Milenkovic's $1.3M BD2K grant tackling Big Data challenges in genomics


Claire Hettinger, ECE ILLINOIS

For some companies, email has taken the place of face-to-face communication.

Olgica Milenkovic
Olgica Milenkovic

But for scientists and researchers who focus on genomic, functional genomic, and proteomic research (which is the large-scale study of proteins), emailing work materials and datasets are an idealistic dream. Attachments of the size of genomic data are too large to communicate.

Associate Professor Olgica Milenkovic is hoping to change this with the help of one of the inaugural Big Data to Knowledge (BD2K) Awards for software development from the National Institute of Health (NIH). The award is a $1.3 million grant.

She and her team will be working on special-purpose compression algorithms to make a wide range of data pertaining to human, animal, and microbial genomes of a more usable size for researchers.

“The NIH has recognized the immense storage and communication challenges that will arise with the ever-increasing volumes of genomic data, and the need to reduce the cost of maintaining large biological data repositories,” Milenkovic said. “Hospitals and research labs are required by law to keep patient data for many years. Research labs will literally become warehouses full of patient data.”

For example, a hospital may spend half a million dollars a year paying for storage facilities and technology. But if one can decrease the file size by 10 or 20 times, the savings would be immense.

“Those resources could be used to support fundamental research,” she said. ”Therefore, we see a strong need to pursue new ways to compress DNA data for storage on classic disk systems.”

Milenkovic is among a handful of teams working to develop new algorithmic solutions for metagenomic and functional genomic compression and compressed computing.
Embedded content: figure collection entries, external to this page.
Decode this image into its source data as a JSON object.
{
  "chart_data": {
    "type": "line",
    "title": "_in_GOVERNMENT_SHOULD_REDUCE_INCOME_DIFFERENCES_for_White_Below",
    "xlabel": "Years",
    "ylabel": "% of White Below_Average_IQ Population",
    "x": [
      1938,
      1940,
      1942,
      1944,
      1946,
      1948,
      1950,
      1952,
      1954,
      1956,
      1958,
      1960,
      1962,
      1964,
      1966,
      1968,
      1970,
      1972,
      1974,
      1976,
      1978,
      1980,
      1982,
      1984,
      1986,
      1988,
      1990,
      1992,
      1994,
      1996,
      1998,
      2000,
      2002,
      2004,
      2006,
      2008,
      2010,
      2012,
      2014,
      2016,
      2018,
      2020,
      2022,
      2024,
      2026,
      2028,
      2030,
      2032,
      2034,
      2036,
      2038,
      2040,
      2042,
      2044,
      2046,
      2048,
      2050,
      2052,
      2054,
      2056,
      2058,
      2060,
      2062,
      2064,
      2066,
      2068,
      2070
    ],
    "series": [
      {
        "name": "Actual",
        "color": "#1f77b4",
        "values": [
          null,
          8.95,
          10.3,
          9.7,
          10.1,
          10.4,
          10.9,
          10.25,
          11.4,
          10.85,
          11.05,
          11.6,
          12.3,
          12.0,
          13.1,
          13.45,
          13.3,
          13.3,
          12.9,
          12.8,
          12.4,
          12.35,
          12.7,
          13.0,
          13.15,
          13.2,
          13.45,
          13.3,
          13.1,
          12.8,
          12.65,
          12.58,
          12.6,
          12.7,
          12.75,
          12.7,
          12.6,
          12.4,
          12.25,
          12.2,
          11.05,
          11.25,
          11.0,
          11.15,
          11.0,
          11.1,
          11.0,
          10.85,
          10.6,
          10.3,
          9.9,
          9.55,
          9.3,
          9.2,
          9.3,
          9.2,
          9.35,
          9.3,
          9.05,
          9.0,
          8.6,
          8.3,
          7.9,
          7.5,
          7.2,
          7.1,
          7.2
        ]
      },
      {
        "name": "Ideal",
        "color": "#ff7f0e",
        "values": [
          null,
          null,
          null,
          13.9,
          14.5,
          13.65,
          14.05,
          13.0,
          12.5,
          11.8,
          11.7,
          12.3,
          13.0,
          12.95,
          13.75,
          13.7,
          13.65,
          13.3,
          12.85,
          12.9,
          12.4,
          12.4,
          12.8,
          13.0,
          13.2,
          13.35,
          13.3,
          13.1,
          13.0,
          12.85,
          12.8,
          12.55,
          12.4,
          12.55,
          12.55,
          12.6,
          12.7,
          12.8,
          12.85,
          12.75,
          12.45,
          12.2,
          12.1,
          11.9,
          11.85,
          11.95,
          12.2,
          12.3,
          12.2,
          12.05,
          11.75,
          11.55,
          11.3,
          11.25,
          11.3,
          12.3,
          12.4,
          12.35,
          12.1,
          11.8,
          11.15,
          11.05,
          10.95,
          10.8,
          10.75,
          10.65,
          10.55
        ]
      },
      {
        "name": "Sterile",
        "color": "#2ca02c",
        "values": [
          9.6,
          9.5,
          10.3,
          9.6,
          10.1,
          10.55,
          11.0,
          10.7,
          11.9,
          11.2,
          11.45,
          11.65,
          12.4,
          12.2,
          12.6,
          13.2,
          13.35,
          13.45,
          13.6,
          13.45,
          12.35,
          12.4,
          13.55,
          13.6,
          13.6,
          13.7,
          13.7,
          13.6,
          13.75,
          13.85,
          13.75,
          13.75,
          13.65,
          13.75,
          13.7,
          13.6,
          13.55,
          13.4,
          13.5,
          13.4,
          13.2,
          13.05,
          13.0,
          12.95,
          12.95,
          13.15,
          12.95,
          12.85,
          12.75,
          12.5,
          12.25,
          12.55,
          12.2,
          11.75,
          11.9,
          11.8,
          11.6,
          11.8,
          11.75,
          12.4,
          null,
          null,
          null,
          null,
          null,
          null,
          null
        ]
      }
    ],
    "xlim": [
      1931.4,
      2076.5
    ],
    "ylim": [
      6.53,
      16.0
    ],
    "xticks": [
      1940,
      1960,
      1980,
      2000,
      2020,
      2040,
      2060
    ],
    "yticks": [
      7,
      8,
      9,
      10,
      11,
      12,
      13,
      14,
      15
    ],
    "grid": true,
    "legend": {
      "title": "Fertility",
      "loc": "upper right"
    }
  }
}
Metagenomics is the study of genetic material recovered directly from environmental samples.

“We have developed algorithms compatible with current data standards that outperform existing methods five or six times with respect to achievable compression rates,” Milenkovic said.
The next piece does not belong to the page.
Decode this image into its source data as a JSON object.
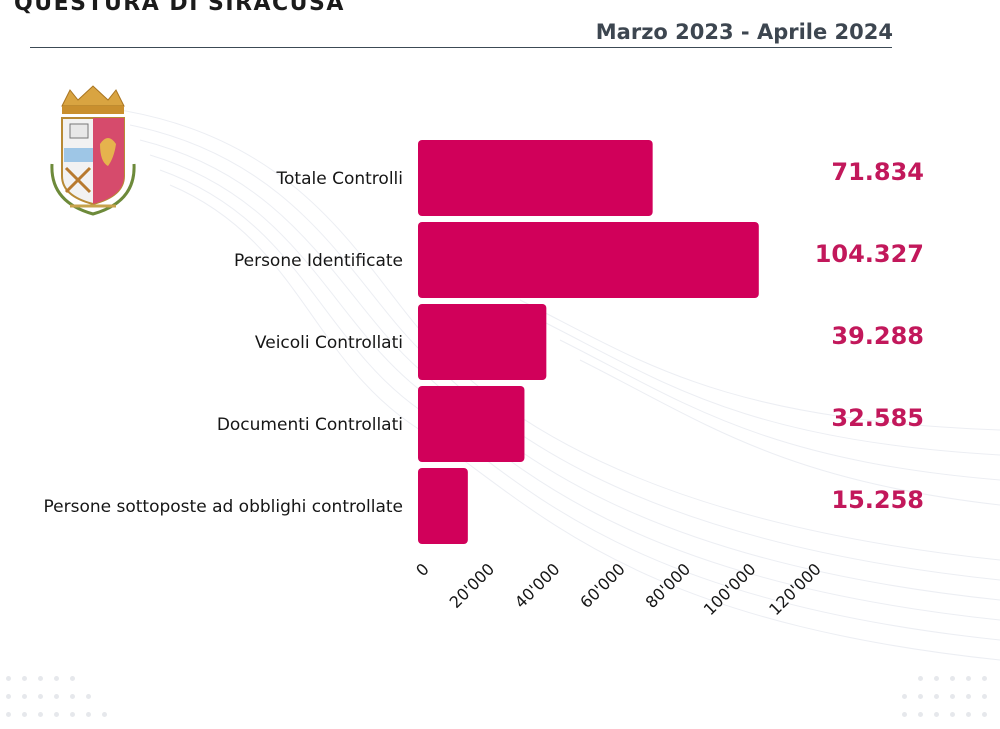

Compression only happens once, but decompression needs to be fast because it happens many times, she said. Also, search and alignment algorithms should work directly on the compressed information so as to avoid many compression decompression rounds.

“If anyone told you a few years back you would be using coding theory and information theory to deal with DNA data, most people would say ‘you’re joking,” she said. “But now people realize we absolutely need to do new work in source coding.”

Her collaborators on the compression projects at Illinois include Professor Venu Veeravalli, ECE graduate student Minji Kim, and Bioengineering Assistant Professor Jian Ma.

Co-PIs on the NIH grant include Associate Professor Deming Chen, Professor Wen-mei Hwu, and Jian Ma, an assistant professor in the Department of Bioengineering.